I do know know what people think of me
what is there perception?
after the SRAA Nationals I ran into a rowing dad
a dad I had connected with over the years
we spoke about Lisa's passing
the sadness of young children losing their mother
we spoke about Lisa's strengths
but I could not help buy mention the slander
then here it is...
validation... vindication... verification...
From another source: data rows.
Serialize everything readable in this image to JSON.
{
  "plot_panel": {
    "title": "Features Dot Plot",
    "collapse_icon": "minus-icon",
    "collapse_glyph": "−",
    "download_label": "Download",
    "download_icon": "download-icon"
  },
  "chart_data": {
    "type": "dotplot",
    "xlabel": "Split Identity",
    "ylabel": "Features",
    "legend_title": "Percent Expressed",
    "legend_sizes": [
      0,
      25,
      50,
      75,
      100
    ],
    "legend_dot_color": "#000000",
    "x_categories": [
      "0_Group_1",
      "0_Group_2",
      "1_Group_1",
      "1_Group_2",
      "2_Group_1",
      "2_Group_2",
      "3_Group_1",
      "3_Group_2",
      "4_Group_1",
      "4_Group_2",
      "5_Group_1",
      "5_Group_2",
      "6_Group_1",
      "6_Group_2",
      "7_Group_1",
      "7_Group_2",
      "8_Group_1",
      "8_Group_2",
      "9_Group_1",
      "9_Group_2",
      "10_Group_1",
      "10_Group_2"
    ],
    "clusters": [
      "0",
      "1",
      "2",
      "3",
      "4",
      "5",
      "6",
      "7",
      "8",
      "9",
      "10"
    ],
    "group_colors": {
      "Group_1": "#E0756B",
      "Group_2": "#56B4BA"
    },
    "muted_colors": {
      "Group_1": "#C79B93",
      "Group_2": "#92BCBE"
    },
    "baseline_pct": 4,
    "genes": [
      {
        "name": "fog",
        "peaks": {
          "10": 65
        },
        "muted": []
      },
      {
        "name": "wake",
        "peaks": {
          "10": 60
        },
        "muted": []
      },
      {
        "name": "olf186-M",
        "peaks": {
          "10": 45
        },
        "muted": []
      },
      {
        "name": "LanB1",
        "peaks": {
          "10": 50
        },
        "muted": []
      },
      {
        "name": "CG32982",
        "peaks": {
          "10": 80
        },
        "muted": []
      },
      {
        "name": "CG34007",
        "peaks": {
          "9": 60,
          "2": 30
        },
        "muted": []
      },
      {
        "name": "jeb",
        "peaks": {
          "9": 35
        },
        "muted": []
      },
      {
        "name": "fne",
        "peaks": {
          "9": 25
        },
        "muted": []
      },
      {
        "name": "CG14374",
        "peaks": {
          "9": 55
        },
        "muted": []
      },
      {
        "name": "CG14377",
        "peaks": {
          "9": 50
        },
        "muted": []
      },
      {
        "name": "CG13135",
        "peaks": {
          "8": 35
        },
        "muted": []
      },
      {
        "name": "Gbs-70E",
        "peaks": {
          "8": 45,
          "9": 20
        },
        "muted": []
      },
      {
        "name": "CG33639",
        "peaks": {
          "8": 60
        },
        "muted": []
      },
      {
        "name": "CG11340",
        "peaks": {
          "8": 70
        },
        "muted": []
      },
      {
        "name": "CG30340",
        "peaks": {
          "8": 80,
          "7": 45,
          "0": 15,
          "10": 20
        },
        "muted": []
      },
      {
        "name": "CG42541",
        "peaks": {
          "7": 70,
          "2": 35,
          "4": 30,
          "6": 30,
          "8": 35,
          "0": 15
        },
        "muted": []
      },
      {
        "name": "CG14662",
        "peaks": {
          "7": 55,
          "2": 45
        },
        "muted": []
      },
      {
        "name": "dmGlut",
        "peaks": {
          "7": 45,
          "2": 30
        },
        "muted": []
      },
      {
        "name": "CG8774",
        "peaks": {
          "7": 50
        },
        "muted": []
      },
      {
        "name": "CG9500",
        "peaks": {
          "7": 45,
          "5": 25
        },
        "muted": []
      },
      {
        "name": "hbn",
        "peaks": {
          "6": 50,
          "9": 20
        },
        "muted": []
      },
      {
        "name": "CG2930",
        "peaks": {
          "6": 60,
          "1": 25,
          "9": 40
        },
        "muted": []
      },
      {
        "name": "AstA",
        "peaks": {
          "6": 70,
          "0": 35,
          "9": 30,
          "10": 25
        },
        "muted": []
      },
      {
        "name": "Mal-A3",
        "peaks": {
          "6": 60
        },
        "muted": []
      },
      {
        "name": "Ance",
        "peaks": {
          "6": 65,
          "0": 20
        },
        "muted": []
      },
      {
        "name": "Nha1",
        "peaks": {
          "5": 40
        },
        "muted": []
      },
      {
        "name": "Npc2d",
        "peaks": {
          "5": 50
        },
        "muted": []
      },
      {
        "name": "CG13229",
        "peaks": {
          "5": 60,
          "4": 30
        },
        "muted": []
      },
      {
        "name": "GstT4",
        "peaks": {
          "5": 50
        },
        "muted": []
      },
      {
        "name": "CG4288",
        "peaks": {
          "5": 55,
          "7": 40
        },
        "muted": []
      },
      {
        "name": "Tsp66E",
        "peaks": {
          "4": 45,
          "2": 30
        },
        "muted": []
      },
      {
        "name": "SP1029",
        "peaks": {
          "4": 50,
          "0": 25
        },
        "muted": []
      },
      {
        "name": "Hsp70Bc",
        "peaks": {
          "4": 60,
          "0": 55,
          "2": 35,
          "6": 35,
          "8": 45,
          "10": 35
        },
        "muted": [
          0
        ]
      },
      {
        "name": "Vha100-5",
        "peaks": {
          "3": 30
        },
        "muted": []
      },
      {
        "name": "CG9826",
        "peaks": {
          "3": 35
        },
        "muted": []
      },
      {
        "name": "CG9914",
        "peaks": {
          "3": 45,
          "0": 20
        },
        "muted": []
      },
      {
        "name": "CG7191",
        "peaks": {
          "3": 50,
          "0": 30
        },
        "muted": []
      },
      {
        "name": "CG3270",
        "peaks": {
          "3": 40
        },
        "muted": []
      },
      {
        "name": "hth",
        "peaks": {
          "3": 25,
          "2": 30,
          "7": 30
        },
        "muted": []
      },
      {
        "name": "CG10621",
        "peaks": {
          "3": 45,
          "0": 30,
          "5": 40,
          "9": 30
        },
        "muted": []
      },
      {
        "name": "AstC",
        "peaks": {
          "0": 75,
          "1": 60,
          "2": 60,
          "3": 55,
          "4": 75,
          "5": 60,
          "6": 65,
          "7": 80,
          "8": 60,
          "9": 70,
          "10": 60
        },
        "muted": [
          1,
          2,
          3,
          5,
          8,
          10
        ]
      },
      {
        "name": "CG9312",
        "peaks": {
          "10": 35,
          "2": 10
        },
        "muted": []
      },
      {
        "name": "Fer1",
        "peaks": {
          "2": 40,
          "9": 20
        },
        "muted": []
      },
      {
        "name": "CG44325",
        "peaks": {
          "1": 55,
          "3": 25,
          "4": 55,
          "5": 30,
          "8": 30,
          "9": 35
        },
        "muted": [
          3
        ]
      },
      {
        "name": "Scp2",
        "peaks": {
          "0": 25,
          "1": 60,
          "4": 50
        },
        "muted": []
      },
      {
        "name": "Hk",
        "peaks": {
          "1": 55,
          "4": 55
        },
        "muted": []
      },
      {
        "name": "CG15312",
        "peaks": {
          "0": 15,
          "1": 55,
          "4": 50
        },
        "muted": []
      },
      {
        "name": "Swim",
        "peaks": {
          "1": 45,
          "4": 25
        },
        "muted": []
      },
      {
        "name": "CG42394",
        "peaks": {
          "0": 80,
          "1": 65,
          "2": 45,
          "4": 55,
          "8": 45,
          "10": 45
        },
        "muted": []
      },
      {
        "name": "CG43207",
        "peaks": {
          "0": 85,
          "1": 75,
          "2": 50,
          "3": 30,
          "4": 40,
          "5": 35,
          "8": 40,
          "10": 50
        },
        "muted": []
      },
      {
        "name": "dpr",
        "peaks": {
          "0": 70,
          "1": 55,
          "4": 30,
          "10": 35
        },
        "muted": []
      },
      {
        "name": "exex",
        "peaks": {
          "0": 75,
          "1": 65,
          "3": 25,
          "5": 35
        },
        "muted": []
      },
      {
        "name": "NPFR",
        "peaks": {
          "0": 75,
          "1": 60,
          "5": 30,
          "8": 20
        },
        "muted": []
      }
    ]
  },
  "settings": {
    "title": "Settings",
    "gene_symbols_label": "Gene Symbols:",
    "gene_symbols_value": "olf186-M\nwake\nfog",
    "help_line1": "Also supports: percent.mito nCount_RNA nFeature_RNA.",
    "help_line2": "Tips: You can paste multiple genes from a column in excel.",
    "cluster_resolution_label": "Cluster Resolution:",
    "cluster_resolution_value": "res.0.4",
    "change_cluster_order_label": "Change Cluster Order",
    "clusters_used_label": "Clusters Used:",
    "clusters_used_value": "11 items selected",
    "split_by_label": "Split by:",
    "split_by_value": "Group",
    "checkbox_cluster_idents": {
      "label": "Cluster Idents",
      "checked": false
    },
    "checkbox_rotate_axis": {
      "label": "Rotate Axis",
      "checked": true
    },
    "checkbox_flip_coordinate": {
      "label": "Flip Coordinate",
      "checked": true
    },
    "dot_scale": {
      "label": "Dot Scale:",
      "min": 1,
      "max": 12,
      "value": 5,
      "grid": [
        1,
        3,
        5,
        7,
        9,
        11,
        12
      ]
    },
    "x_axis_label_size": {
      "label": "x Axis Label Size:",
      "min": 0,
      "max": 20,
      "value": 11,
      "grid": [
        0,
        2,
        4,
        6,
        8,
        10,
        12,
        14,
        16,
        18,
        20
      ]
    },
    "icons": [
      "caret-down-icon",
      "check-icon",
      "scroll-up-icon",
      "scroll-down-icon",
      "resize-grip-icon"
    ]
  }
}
the thought in my head were not just madness
but truth
my ex had in fact tried to infect the parents of the Wilson Rowing community with lies
she had changed her story
she had changed the WHOLE story
instead of it being a classic of opposites attract...
a couple growing apart...
etc. etc.
it became a story of lies
this father told me that not just once but three times my ex approached her and tried to pollute his impression with lies
he old me how she emotionally told him about her fear of me
her fear of me hurting her
her fear of her hurting my children
well... that is just now so
nothing is further from the truth
COMPLETE LIES!
NOT A SECOND OF TRUTH!
I NEVER EVEN MADE A FIST!
sure... I blocked her fists
I blocked her kicks
she did in fact physically attack me on a few occasions
one of her violent episodes she screamed like she was being raped as she attacked me
our Mount Pleasant row house with its thin walls
I knew this was not the first time that the neighbors heard her scream
as she baited me
as she got aggressive with me
as she got physical with me in the hope I would get physical back
I did not take the bait
that is not who I am
that is not how I solve my problems
yet... she painted me that way
one one of these nights where she attacked me
after I held her steady so she could not hurt me
she continued to scream and then she went upstairs
this is pre-divorce
in this moment she woke the kids and claimed that I had hit her
which I had not
but she lied to my children about this moment that never happened
the boys did not believe her
the love her
but luckily
they did not listen to her lies
sadly... so many others did
the Wilson parent's story is my vindication
there is no cleaning my name
slan·der
/ˈslandər/
noun
LAW
- the action or crime of making a false spoken statement damaging to a person's reputation."he is suing the TV network for slander"
verb
- make false and damaging statements about (someone).